The blood products and vaccine maker reported net profit after tax of $2.9 billion (US$2.1 billion), a rise of 17 per cent on the previous year.
Revenue was up nine per cent in constant currency terms.
CSL said it had not been adversely affected by the Covid-19 pandemic, however an uncertain future impact on its supply chain, especially its ability to collect blood plasma, was a key variable in future results.
CEO Paul Perreault said the result was exceptional against a backdrop of complex and unexpected challenges.
The company told investors: “In response to the global pandemic, the company urgently deployed its capabilities, competancies and assets to support the global R&D effort, and now has one vaccine partnership and four therapeutic candidates under investigation and development.
“Today’s profit outlook takes into account this additional research and development expense.”
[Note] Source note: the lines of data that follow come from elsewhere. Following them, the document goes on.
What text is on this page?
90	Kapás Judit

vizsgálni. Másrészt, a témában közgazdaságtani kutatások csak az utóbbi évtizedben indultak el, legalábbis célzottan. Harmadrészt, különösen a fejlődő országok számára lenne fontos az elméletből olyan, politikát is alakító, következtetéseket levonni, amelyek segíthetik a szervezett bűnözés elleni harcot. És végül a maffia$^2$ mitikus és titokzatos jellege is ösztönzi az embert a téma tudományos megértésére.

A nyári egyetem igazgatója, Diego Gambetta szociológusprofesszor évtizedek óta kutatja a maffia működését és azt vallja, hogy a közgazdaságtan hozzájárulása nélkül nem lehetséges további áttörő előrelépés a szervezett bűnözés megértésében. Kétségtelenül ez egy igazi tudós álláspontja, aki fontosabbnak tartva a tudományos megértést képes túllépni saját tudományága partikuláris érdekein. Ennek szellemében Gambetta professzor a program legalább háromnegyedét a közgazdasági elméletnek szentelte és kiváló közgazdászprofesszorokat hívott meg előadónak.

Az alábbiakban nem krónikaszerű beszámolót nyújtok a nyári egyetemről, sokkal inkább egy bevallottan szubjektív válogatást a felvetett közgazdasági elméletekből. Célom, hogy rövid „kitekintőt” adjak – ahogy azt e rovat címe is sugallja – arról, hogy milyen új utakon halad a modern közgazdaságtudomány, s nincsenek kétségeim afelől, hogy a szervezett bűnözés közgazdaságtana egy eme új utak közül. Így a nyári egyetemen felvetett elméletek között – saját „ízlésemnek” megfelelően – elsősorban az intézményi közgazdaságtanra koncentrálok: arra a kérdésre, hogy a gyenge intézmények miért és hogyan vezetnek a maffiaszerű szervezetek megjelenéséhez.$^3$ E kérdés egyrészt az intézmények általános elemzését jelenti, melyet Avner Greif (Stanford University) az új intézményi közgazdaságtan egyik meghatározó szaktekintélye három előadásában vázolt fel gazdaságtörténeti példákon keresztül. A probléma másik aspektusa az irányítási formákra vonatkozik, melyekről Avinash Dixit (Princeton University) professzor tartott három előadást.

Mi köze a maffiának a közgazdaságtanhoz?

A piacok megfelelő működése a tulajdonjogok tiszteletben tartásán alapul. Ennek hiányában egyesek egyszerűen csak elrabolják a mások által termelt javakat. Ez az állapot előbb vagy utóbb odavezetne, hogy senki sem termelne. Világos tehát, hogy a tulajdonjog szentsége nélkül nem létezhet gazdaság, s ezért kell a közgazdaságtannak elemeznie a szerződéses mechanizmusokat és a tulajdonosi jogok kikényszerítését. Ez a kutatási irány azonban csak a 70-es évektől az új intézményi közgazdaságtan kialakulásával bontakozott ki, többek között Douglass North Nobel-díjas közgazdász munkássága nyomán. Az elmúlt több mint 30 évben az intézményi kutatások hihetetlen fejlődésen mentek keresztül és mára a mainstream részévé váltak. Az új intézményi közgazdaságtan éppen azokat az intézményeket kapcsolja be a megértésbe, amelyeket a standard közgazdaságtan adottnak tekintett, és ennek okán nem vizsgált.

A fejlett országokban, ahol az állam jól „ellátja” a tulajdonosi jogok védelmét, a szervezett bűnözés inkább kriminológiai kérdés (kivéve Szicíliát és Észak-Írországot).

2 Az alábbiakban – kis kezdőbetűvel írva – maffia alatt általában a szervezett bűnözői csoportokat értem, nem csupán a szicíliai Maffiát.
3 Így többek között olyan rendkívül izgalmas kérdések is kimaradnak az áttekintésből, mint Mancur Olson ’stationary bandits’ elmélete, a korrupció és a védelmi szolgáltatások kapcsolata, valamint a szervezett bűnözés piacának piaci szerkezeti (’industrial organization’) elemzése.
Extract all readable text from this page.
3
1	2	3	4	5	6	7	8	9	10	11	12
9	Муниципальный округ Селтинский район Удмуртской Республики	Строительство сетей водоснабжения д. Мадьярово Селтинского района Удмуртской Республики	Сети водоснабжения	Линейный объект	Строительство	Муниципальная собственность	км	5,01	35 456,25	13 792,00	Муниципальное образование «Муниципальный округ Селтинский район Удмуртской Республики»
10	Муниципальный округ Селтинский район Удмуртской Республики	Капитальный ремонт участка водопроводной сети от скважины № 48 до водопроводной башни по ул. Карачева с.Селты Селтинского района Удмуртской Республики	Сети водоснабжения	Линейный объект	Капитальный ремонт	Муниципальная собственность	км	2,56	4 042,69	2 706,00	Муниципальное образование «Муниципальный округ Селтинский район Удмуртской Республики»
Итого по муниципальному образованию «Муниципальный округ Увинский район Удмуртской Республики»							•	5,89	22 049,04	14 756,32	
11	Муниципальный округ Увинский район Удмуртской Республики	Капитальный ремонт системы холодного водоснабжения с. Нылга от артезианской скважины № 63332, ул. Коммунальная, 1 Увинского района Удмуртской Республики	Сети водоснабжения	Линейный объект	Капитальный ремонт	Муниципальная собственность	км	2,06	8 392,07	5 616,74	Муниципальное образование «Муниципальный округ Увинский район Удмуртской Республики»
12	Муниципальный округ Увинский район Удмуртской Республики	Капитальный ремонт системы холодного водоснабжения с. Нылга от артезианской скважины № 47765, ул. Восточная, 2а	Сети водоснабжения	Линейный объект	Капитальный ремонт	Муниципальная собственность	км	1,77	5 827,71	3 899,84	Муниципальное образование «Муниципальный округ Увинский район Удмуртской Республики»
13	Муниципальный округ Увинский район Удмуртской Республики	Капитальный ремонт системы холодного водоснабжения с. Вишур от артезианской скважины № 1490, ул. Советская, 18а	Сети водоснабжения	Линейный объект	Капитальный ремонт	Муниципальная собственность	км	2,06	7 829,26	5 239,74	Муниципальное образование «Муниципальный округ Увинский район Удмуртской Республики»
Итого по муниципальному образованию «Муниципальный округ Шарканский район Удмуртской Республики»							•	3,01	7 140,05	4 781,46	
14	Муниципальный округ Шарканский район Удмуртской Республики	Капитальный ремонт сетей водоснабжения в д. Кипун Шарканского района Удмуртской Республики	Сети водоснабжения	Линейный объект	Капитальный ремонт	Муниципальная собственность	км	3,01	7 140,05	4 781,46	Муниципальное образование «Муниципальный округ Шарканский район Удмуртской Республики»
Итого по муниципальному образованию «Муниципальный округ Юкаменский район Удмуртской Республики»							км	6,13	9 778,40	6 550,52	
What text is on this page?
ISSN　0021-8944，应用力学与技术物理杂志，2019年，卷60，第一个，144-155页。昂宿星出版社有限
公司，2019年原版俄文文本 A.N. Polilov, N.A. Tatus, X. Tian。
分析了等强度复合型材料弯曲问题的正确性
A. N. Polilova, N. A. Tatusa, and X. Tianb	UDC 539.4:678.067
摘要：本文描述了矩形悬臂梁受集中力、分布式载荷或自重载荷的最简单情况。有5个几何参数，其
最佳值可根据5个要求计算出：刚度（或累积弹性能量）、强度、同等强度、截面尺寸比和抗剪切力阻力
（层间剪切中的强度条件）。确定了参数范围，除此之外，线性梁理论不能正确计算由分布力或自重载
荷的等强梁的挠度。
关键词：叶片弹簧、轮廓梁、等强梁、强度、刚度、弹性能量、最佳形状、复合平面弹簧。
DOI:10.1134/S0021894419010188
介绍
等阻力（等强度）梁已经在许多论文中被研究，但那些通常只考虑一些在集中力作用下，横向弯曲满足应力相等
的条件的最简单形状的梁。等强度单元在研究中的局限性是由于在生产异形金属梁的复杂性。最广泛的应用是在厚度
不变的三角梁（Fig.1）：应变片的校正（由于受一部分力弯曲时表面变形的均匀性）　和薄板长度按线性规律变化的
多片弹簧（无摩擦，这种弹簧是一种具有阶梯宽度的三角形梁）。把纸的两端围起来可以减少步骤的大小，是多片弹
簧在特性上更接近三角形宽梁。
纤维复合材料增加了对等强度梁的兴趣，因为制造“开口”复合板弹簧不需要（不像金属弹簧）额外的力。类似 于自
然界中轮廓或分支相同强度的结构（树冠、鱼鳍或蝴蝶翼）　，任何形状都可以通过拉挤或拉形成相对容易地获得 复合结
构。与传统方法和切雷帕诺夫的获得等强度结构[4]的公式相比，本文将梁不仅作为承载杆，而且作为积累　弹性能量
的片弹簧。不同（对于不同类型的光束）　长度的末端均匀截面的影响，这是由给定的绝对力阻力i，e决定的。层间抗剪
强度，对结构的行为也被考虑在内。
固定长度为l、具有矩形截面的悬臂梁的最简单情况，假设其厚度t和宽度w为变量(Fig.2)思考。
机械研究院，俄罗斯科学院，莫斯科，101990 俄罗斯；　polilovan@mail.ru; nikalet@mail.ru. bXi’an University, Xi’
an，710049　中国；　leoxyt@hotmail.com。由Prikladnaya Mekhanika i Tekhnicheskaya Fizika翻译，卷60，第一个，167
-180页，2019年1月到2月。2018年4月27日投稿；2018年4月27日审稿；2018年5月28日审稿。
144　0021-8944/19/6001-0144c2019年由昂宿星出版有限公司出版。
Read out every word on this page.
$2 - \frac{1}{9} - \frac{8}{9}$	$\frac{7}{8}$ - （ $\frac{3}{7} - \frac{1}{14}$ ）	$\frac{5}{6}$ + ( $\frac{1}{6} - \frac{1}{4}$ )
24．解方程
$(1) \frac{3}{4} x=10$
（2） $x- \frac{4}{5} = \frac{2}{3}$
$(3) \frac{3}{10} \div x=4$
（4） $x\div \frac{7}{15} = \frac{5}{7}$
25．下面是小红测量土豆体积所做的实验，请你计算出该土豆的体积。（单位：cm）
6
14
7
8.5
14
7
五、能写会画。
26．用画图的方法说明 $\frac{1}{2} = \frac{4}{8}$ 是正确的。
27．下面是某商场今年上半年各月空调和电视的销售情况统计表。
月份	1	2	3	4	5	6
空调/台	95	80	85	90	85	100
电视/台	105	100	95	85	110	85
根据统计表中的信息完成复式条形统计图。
The company’s biggest sales category, immunoglobulin derived from donated blood, performed strongly with sales of its Privigen product up 20 per cent and Hizentra up 34 per cent.
Albumin sales were also up except in China, where CSL is transitioning to a direct distribution model.
Perreault said its Seqirus vaccine offshoot, the world’s number two producer of influenza vaccines, had moved from losses into profits.
Seqirus EBIT earnings grew more than 70 per cent in FY2020.
It is this division which is key to future vaccine supplies, with the federal government this week arranging for a UK developed vaccine to be made locally should it pass clinical trials.